In addition to discovering new talents, V-Cinema is notable for revitalising the careers of a number of B-movie directors from the 1960s and 70s. Especially during its early years, before becoming stigmatised, Toei in particular gave opportunities to its veteran directors to continue making features.
Kudo Eiichi was a former samurai action specialist at Toei’s Kyoto studio who made some of the finest films of the 1960s, including Thirteen Assassins (1963, remade by Miike Takashi in 2010) and The Great Killing (1964). The early 80s saw him move into hard-boiled action with Yokohama BJ Blues, a vehicle for that decade’s superstar Matsuda Yusaku (of Family Game and Black Rain fame) and Beast Detective, which played in competition at the Berlinale in 1983.
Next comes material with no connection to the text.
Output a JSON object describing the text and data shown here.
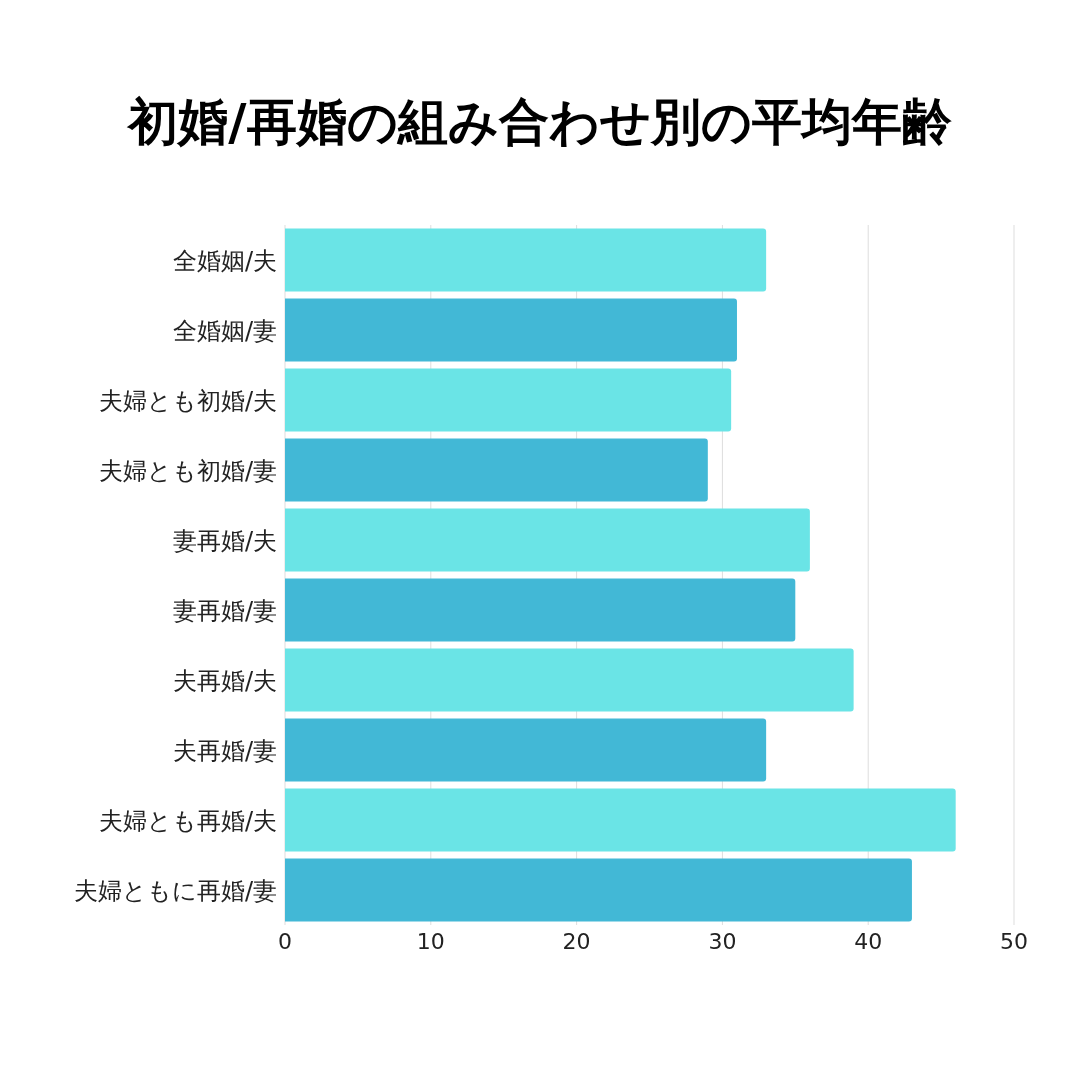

Betrayal Tomorrow sees Kudo pay overt homage to his 80s action films, returning to the streets of Yokohama, and many of the same locations, with this tale of a corrupt detective who runs a side business as a debt collector for a large corporation, threatening debtors with arrest if they don’t pay up. When the corporation is revealed to be in serious trouble with the yakuza, he must investigate to save his skin. Hagiwara Kenichi (from Kurosawa Akira’s Kagemusha) is every inch the bad lieutenant, abusing his badge and sending his hostess girlfriend to do his dirty work.